Зазвонил телефон. Нона отвернулась равнодушно и подхватила рогатую трубку - золоченый телефон-ретро висел под грозными оленьими рогами.
«С меня срезали», - усмехнулся Элик и двинулся к выходу.
- Стой, это тебя! Я не сторож своему бывшему мужу, экзотичная ты наша! - пропела она в трубку.
- Наденька, все нормально? А чего звонишь? - он покосился на Юнону, но та не сдвинулась с места и вызывающе качнула боками. Зря качаешь, уже никакого впечатления. Хотя бока еще вполне ничего! - Я тебе позвоню позже, зайчик. Сейчас неудобно. Приду, приду, не беспокойся.
- Проверяет?
- Ты же проверяла в свое время, почему ей нельзя?
Но он не поехал к Наде. Долго сидел в машине, пытаясь уложить строчки в голове:
Осталось мне совсем немного
На чайных листьях ворожить.
Осталось мне совсем немного
Бродить, дышать и даже жить.
До холодов еще неделя,
Печальная, как нота «ля».
Осталась долгая минута,
цветы: цикорий и цикута.
(А цикута - цветок?

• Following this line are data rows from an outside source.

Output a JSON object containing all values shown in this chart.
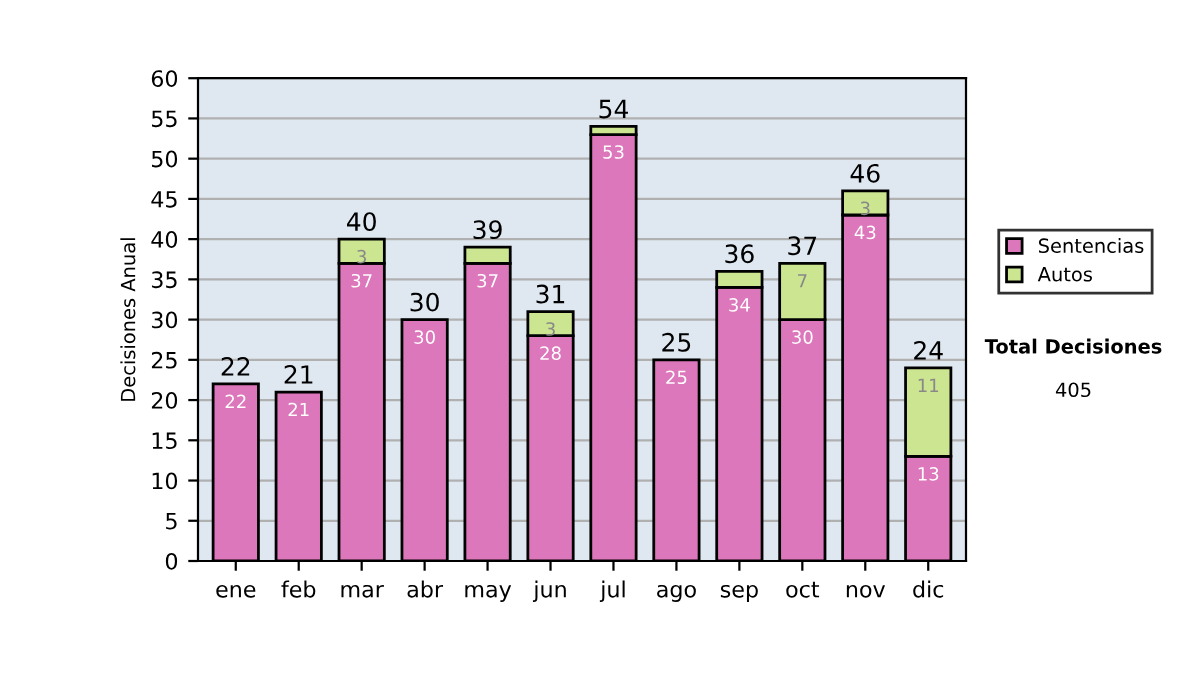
{
  "chart_data": {
    "type": "bar",
    "stacked": true,
    "ylabel": "Decisiones Anual",
    "categories": [
      "ene",
      "feb",
      "mar",
      "abr",
      "may",
      "jun",
      "jul",
      "ago",
      "sep",
      "oct",
      "nov",
      "dic"
    ],
    "series": [
      {
        "name": "Sentencias",
        "color": "#dd77bb",
        "values": [
          22,
          21,
          37,
          30,
          37,
          28,
          53,
          25,
          34,
          30,
          43,
          13
        ],
        "value_labels": [
          "22",
          "21",
          "37",
          "30",
          "37",
          "28",
          "53",
          "25",
          "34",
          "30",
          "43",
          "13"
        ]
      },
      {
        "name": "Autos",
        "color": "#cce590",
        "values": [
          0,
          0,
          3,
          0,
          2,
          3,
          1,
          0,
          2,
          7,
          3,
          11
        ],
        "value_labels": [
          null,
          null,
          "3",
          null,
          null,
          "3",
          null,
          null,
          null,
          "7",
          "3",
          "11"
        ]
      }
    ],
    "totals": [
      "22",
      "21",
      "40",
      "30",
      "39",
      "31",
      "54",
      "25",
      "36",
      "37",
      "46",
      "24"
    ],
    "ylim": [
      0,
      60
    ],
    "yticks": [
      0,
      5,
      10,
      15,
      20,
      25,
      30,
      35,
      40,
      45,
      50,
      55,
      60
    ],
    "grid": "y",
    "legend": "right",
    "annotations": [
      "Total Decisiones",
      "405"
    ]
  }
}
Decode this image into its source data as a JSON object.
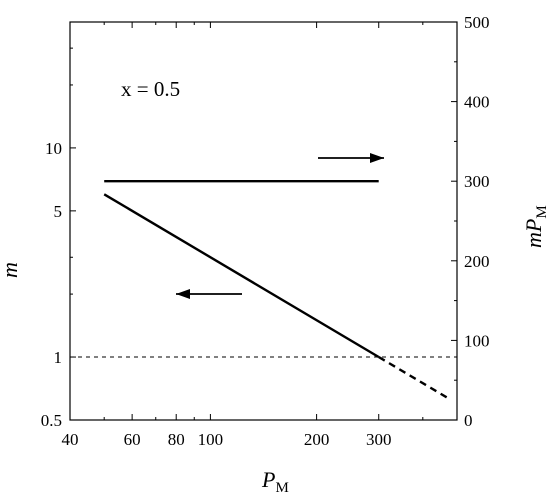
{
  "chart_data": {
    "type": "line",
    "x_axis": {
      "scale": "log",
      "range": [
        40,
        500
      ],
      "ticks": [
        40,
        60,
        80,
        100,
        200,
        300
      ],
      "tick_labels": [
        "40",
        "60",
        "80",
        "100",
        "200",
        "300"
      ],
      "label_main": "P",
      "label_sub": "M"
    },
    "y_left": {
      "scale": "log",
      "range": [
        0.5,
        40
      ],
      "ticks": [
        0.5,
        1,
        5,
        10
      ],
      "tick_labels": [
        "0.5",
        "1",
        "5",
        "10"
      ],
      "label": "m"
    },
    "y_right": {
      "scale": "linear",
      "range": [
        0,
        500
      ],
      "ticks": [
        0,
        100,
        200,
        300,
        400,
        500
      ],
      "tick_labels": [
        "0",
        "100",
        "200",
        "300",
        "400",
        "500"
      ],
      "label_main": "mP",
      "label_sub": "M"
    },
    "series": [
      {
        "axis": "left",
        "style": "solid",
        "x": [
          50,
          300
        ],
        "y": [
          6.0,
          1.0
        ]
      },
      {
        "axis": "left",
        "style": "dashed",
        "x": [
          300,
          480
        ],
        "y": [
          1.0,
          0.625
        ]
      },
      {
        "axis": "right",
        "style": "solid",
        "x": [
          50,
          300
        ],
        "y": [
          300,
          300
        ]
      }
    ],
    "reference_lines": [
      {
        "axis": "left",
        "y": 1,
        "style": "dotted"
      }
    ],
    "annotations": [
      {
        "text": "x = 0.5"
      }
    ],
    "arrows": [
      {
        "direction": "right",
        "points_to": "right-axis"
      },
      {
        "direction": "left",
        "points_to": "left-axis"
      }
    ],
    "grid": false,
    "legend": "none"
  }
}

Нужно посмотреть!)
Остались небо и земля.
Коряво как-то получалось... стоит еще подумать. От кого же письмо? Обратный адрес неразборчивый, почерк он не вспомнил и начал читать, морщась - очки дома забыл. Нетерпеливо пробежал косые строчки, по диагонали. Разыскала его через знакомых в Америке, а тех нашла по «Одноклассникам»... помнит с тех давних пор... всегда вспоминает с нежностью, гитара, закаты-восходы, жизнь проходит, все вроде нормально, но чего-то не хватает, ушедшая молодость, напиши, если еще что-то осталось... Бла-бла-бла, как говорят американцы. Он так и не понял, кто писал: Натали, Букашка, или еще какая-то Наташа, которая совершенно выскочила из головы. Память уже не та, маразм крепчает. Смял письмо и сунул в карман. Ему и без наташ хватает забот.

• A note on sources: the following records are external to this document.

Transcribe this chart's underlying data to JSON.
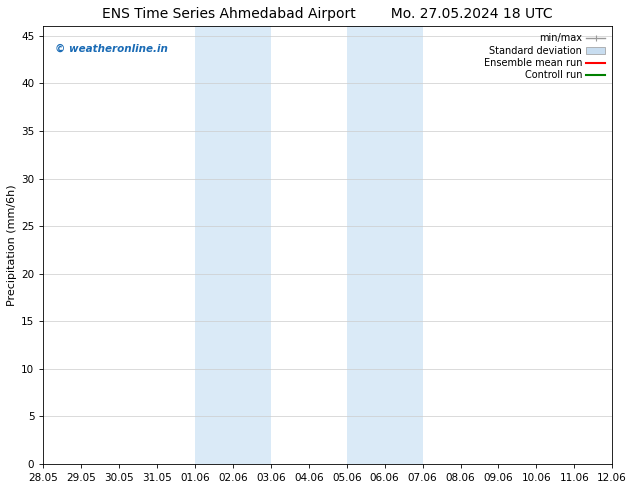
{
  "title_left": "ENS Time Series Ahmedabad Airport",
  "title_right": "Mo. 27.05.2024 18 UTC",
  "ylabel": "Precipitation (mm/6h)",
  "xlabel_ticks": [
    "28.05",
    "29.05",
    "30.05",
    "31.05",
    "01.06",
    "02.06",
    "03.06",
    "04.06",
    "05.06",
    "06.06",
    "07.06",
    "08.06",
    "09.06",
    "10.06",
    "11.06",
    "12.06"
  ],
  "xlim": [
    0,
    15
  ],
  "ylim": [
    0,
    46
  ],
  "yticks": [
    0,
    5,
    10,
    15,
    20,
    25,
    30,
    35,
    40,
    45
  ],
  "shaded_regions": [
    {
      "xstart": 4,
      "xend": 6,
      "color": "#daeaf7"
    },
    {
      "xstart": 8,
      "xend": 10,
      "color": "#daeaf7"
    }
  ],
  "watermark_text": "© weatheronline.in",
  "watermark_color": "#1a6bb5",
  "legend_entries": [
    {
      "label": "min/max",
      "color": "#aaaaaa",
      "style": "minmax"
    },
    {
      "label": "Standard deviation",
      "color": "#c8ddf0",
      "style": "band"
    },
    {
      "label": "Ensemble mean run",
      "color": "#ff0000",
      "style": "line"
    },
    {
      "label": "Controll run",
      "color": "#008000",
      "style": "line"
    }
  ],
  "background_color": "#ffffff",
  "font_size": 7.5,
  "title_font_size": 10
}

Глянул на часы и схватился за голову. Опоздал, опять опоздал. Она ждет, бедняга, мается. Огорченный Элик гнал по хайвею, выжимая из старой «хондовской» клячи макси-мальную скорость - сорок пять миль в час.

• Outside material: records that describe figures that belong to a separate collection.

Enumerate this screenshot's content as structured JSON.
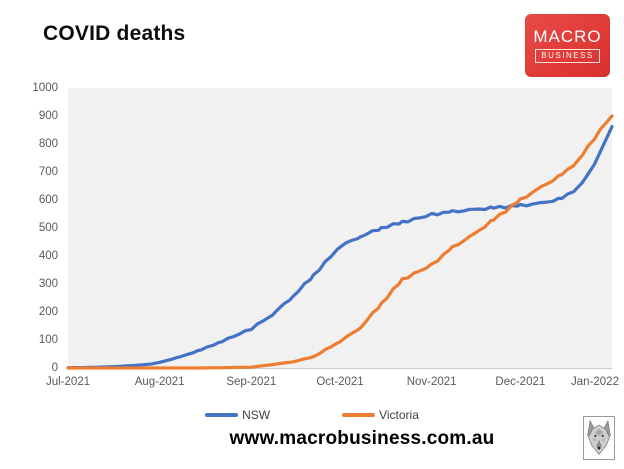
{
  "header": {
    "title": "COVID deaths",
    "logo": {
      "line1": "MACRO",
      "line2": "BUSINESS",
      "bg_color": "#dd3633",
      "text_color": "#ffffff"
    }
  },
  "footer": {
    "website": "www.macrobusiness.com.au",
    "wolf_icon": "wolf-logo"
  },
  "chart_data": {
    "type": "line",
    "title": "COVID deaths",
    "xlabel": "",
    "ylabel": "",
    "ylim": [
      0,
      1000
    ],
    "y_ticks": [
      0,
      100,
      200,
      300,
      400,
      500,
      600,
      700,
      800,
      900,
      1000
    ],
    "x_unit": "days since 2021-07-01",
    "x_range_days": [
      0,
      184
    ],
    "x_tick_days": [
      0,
      31,
      62,
      92,
      123,
      153,
      184
    ],
    "x_tick_labels": [
      "Jul-2021",
      "Aug-2021",
      "Sep-2021",
      "Oct-2021",
      "Nov-2021",
      "Dec-2021",
      "Jan-2022"
    ],
    "grid": false,
    "plot_bg": "#f1f1f1",
    "axis_text_color": "#595959",
    "legend_position": "bottom",
    "series": [
      {
        "name": "NSW",
        "color": "#4472C4",
        "points": [
          [
            0,
            1
          ],
          [
            7,
            2
          ],
          [
            14,
            4
          ],
          [
            21,
            8
          ],
          [
            28,
            14
          ],
          [
            31,
            20
          ],
          [
            38,
            40
          ],
          [
            45,
            65
          ],
          [
            52,
            95
          ],
          [
            62,
            140
          ],
          [
            69,
            190
          ],
          [
            76,
            255
          ],
          [
            83,
            330
          ],
          [
            92,
            435
          ],
          [
            99,
            470
          ],
          [
            106,
            500
          ],
          [
            113,
            520
          ],
          [
            123,
            548
          ],
          [
            130,
            558
          ],
          [
            137,
            565
          ],
          [
            144,
            572
          ],
          [
            153,
            580
          ],
          [
            160,
            588
          ],
          [
            167,
            605
          ],
          [
            172,
            640
          ],
          [
            176,
            690
          ],
          [
            180,
            770
          ],
          [
            184,
            862
          ]
        ]
      },
      {
        "name": "Victoria",
        "color": "#ED7D31",
        "points": [
          [
            0,
            0
          ],
          [
            14,
            0
          ],
          [
            31,
            0
          ],
          [
            45,
            0
          ],
          [
            52,
            1
          ],
          [
            62,
            3
          ],
          [
            69,
            12
          ],
          [
            76,
            22
          ],
          [
            83,
            40
          ],
          [
            92,
            95
          ],
          [
            99,
            145
          ],
          [
            106,
            230
          ],
          [
            113,
            315
          ],
          [
            123,
            368
          ],
          [
            130,
            430
          ],
          [
            137,
            475
          ],
          [
            144,
            530
          ],
          [
            153,
            600
          ],
          [
            160,
            645
          ],
          [
            167,
            690
          ],
          [
            172,
            735
          ],
          [
            176,
            790
          ],
          [
            180,
            850
          ],
          [
            184,
            900
          ]
        ]
      }
    ]
  }
}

Она уже сидела в ботаническом саду, как было условлено еще неделю назад, напротив скульптуры «Летящие утки». От жары легкое марево поднималась над асфальтом дорожек, и казалось, что утки шевелятся. И Персик казалась зыбким призраком, вот-вот растает. Он подбежал, хватаясь за левый бок. Успеть, пока она не исчезла! Настоящие утки и гуси тоже паслись на лужайке в изобилии. Она отвернулась, обиделась. Он удивился ее прелести: «Девочка с персиками». Пленительная младость... Персиковые щеки, надутые губы... Господи, что, что ей нужно от него? Что она может находить в таком старом обрубке? У нее все есть - молодой муж, ребенок, достаток, а вот прибежала на свидание. К кому?
- Гражданка Персик! Ваш немолодой, но верный поклонник прибыл почти по расписанию. (Демонстративно отвернулась, и он чмокнул ее в стриженый затылок). Не дуйся. У Марицы день рождения, я не мог не заехать. И Юнона меня заговорила. Царевна-недотрога, скажите, ради Бога, ну чем я вам не люб? Зачем вы так кривите кораллы нежных губ?
Персик резко развернулась, кинулась к нему на шею. Он с трудом удержал равновесие. Вот чего ей не хватает. Стихов, романтики! Старомодной романтики свиданий, нехитрых шуток, нежности, записок, признаний в любви. Он вспомнил ее мордатого, жизнерадостного мужа. Ничего, кроме футбола и пива... такой даже чижика-пыжика не продекламирует. Бедная девочка! На свидание прибежала в кроссовках и спортивных штанах. Нос в веснушках, глаза - пуговицы. Малышка... Горло запершило нежностью. Или слезами? Совсем постарел, сентиментален стал.
Яд русской поэзии кружил ей голову. Элик с увлечением зачитывал ее смесью своих и пастернаковских стихов, девочка всеядная и не различала.
- Гражданка Персик, придержите своих коней. Вы находитесь в общественном месте. Нас арестуют за нарушение морали и проявление страстной любви на глазах у публики...
- Ты меня любишь, любишь, правда? Поклянись! Ты с Юноной не... это? Мне всегда кажется, что ты ее еще... Она такая красивая, так одевается в бутиках... Прическа, маникюр! - Персик с отвращением посмотрела на свои обкусанные ногти и стоптанные кроссовки. - Надя твоя жалкая, тощая, но Юнона... На нее все мужики... Мой тоже говорит, что она страшно аппетитная, несмотря на возраст.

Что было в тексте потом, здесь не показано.